Legge 22 aprile 1941 n. 633; artt. 2575-2583 c.c.
Come si è visto nella pagine precedenti, il diritto d’autore si compone di una sfera patrimoniale e di una sfera morale.
Il diritto patrimoniale d’autore comprende diverse facoltà che possono essere esercitate dall’autore, elencate, in via esemplificativa, dalla l.d.a.
L’art. 12 l.d.a. riconosce all’autore il diritto di utilizzare l’opera in qualunque forma, sia originaria, sia derivata (come nel caso, ad esempio, della traduzione).

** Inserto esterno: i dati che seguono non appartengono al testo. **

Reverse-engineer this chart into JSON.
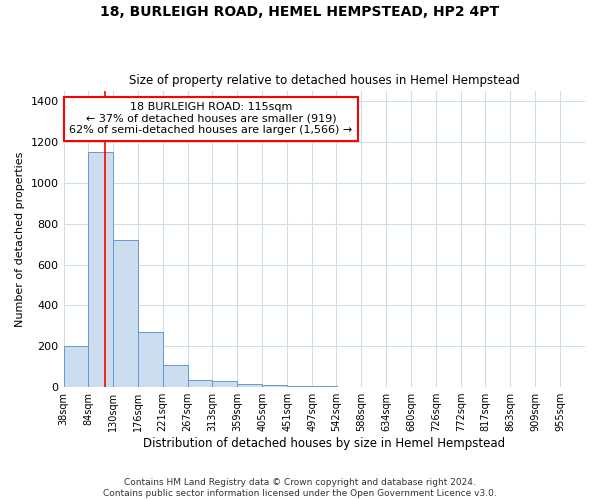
{
  "title": "18, BURLEIGH ROAD, HEMEL HEMPSTEAD, HP2 4PT",
  "subtitle": "Size of property relative to detached houses in Hemel Hempstead",
  "xlabel": "Distribution of detached houses by size in Hemel Hempstead",
  "ylabel": "Number of detached properties",
  "bar_color": "#ccddf0",
  "bar_edge_color": "#6699cc",
  "bin_edges": [
    38,
    84,
    130,
    176,
    221,
    267,
    313,
    359,
    405,
    451,
    497,
    542,
    588,
    634,
    680,
    726,
    772,
    817,
    863,
    909,
    955
  ],
  "bar_heights": [
    200,
    1150,
    720,
    270,
    110,
    35,
    30,
    15,
    10,
    5,
    3,
    2,
    2,
    1,
    1,
    1,
    1,
    1,
    1,
    1
  ],
  "red_line_x": 115,
  "annotation_title": "18 BURLEIGH ROAD: 115sqm",
  "annotation_line1": "← 37% of detached houses are smaller (919)",
  "annotation_line2": "62% of semi-detached houses are larger (1,566) →",
  "annotation_box_color": "white",
  "annotation_box_edge_color": "red",
  "red_line_color": "red",
  "ylim": [
    0,
    1450
  ],
  "yticks": [
    0,
    200,
    400,
    600,
    800,
    1000,
    1200,
    1400
  ],
  "grid_color": "#d0dce8",
  "background_color": "#ffffff",
  "footer_line1": "Contains HM Land Registry data © Crown copyright and database right 2024.",
  "footer_line2": "Contains public sector information licensed under the Open Government Licence v3.0."
}
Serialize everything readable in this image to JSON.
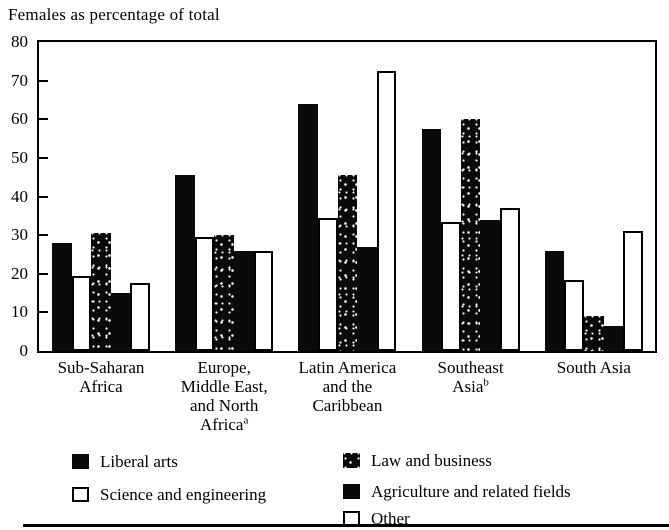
{
  "title": "Females as percentage of total",
  "colors": {
    "ink": "#000000",
    "paper": "#ffffff"
  },
  "chart_data": {
    "type": "bar",
    "title": "Females as percentage of total",
    "xlabel": "",
    "ylabel": "Females as percentage of total",
    "ylim": [
      0,
      80
    ],
    "y_ticks": [
      0,
      10,
      20,
      30,
      40,
      50,
      60,
      70,
      80
    ],
    "grid": false,
    "legend_position": "bottom",
    "categories": [
      "Sub-Saharan Africa",
      "Europe, Middle East, and North Africa",
      "Latin America and the Caribbean",
      "Southeast Asia",
      "South Asia"
    ],
    "x_labels": [
      {
        "text": "Sub-Saharan\nAfrica",
        "sup": ""
      },
      {
        "text": "Europe,\nMiddle East,\nand North\nAfrica",
        "sup": "a"
      },
      {
        "text": "Latin America\nand the\nCaribbean",
        "sup": ""
      },
      {
        "text": "Southeast\nAsia",
        "sup": "b"
      },
      {
        "text": "South Asia",
        "sup": ""
      }
    ],
    "series": [
      {
        "name": "Liberal arts",
        "style": "solid-black",
        "values": [
          28,
          45.5,
          64,
          57.5,
          26
        ]
      },
      {
        "name": "Science and engineering",
        "style": "white",
        "values": [
          19.5,
          29.5,
          34.5,
          33.5,
          18.5
        ]
      },
      {
        "name": "Law and business",
        "style": "speckled-black",
        "values": [
          30.5,
          30,
          45.5,
          60,
          9
        ]
      },
      {
        "name": "Agriculture and related fields",
        "style": "solid-black",
        "values": [
          15,
          26,
          27,
          34,
          6.5
        ]
      },
      {
        "name": "Other",
        "style": "white",
        "values": [
          17.5,
          26,
          72.5,
          37,
          31
        ]
      }
    ]
  }
}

I diritti di utilizzazione economica riconosciuti dalla l.d.a. sono: il diritto di riproduzione in più esemplari dell’opera (art. 13); il diritto di trascrizione dell’opera orale (art. 14); il diritto di esecuzione, rappresentazione o recitazione in pubblico (art. 15); il diritto di comunicazione al pubblico (art. 16); il diritto di distribuzione (art. 17); il diritto di elaborazione, di traduzione e di pubblicazione delle opere in raccolta (art. 18); il diritto di noleggio e di dare in prestito (art. 18-bis); il diritto di modificazione (art. 18, co. 3).
Tali facoltà sono disponibili. L’art. 107 l.d.a. prevede, infatti, che i diritti di utilizzazioni economica «possono essere acquistati, alienati o trasmessi in tutti i modi e forme consentiti dalla legge». L’autore, però, per avere la disponibilità su tali diritti deve aver compiuto i sedici anni.
L’atto di disposizione che riguarda una delle facoltà di cui agli artt. 13-18 l.d.a., non coinvolge, però, anche le altre. Ad esempio, se cedo il diritto di trascrizione dell’opera orale, ciò non significa che abbia ceduto anche il diritto di distribuzione o di traduzione (art. 19 l.d.a.). Quindi, sarà necessario che siano specificate, al momento della cessione o della trasmissione, quali facoltà rientrano nel contratto e quali, invece, ne sono escluse.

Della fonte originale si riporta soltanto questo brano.